Whisper (OpenAI) - Automatic English Subtitles for Any Film in Any Language - An Intro & Guide to Subtitling JAV

Thanks for putting in the work with this. It's been really easy to use and fast to generate for multiple files. Obviously it's not perfect for everything, but it's been pretty good for the interview portion of "amateur" woman off the street vids.
 
guys im having this problem , anyone knows the reason?

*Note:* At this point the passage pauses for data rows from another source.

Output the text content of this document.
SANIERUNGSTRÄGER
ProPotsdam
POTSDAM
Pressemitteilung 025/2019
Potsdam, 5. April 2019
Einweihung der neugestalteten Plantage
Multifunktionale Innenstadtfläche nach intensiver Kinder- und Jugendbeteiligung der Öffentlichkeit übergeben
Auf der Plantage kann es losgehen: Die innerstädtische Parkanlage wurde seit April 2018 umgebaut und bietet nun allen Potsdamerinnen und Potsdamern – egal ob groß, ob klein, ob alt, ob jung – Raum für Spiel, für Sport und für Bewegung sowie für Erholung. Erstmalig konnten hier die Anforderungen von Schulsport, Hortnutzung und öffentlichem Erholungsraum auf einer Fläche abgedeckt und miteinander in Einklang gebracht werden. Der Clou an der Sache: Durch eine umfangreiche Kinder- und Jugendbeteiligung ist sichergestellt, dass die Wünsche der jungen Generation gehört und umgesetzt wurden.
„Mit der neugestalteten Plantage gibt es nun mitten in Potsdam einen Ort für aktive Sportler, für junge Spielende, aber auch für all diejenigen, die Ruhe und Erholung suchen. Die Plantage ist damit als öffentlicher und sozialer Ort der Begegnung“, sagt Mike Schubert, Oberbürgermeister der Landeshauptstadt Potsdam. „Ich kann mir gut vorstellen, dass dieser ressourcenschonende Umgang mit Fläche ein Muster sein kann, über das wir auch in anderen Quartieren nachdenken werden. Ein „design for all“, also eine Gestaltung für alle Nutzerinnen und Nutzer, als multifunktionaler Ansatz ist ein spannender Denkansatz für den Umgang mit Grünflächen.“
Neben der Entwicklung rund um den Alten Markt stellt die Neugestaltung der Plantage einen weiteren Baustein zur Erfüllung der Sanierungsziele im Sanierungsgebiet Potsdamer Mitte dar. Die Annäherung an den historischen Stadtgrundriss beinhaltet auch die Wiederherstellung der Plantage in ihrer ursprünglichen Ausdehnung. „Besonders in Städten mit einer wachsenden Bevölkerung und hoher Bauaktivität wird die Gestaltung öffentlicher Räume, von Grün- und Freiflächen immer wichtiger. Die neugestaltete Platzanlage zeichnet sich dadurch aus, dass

RuntimeError: CUDA failed with error CUDA driver version is insufficient for CUDA runtime version

and also im having another error while trying the connect gpu , is that related to membership ? I thought its free
Unable to connect to GPU backend
You cannot connect to the GPU at this time due to usage limits in Colab. Get information
For more GPU access, you can purchase a Colab processing unit with Pay As You Go.
I am having the same issue, did you ever find a way to resolve the CUDA runtime error?
 
My grain of salt for programmers out there.
I cloned the regular Whisper and created a python 3.9 environement with all the dependencies not to mess with my global python.
I scrape movies into folders as part of my download routine.
I made a batch in LINQPad that go over folders that don't contain subs.
From each folder, I extract the audio from the movie with ffmpeg.NET, and lauch a new Python process with:
Arguments = $"-m whisper \"{inputFilePath}\" --model small --language Japanese --fp16 False --condition_on_previous_text False --temperature 0.2 --beam_size 10 --best_of 10 --patience 2 --output_dir \"{outputDir}\" --output_format srt"
I can't say it's fast, but you'd be surprise how the small model performs. I only have a 6GB NVIDIA card so I can't do much more with the regular whisper anyways. The batchis pretty straightforward and runs in the background so it doesn't bother me.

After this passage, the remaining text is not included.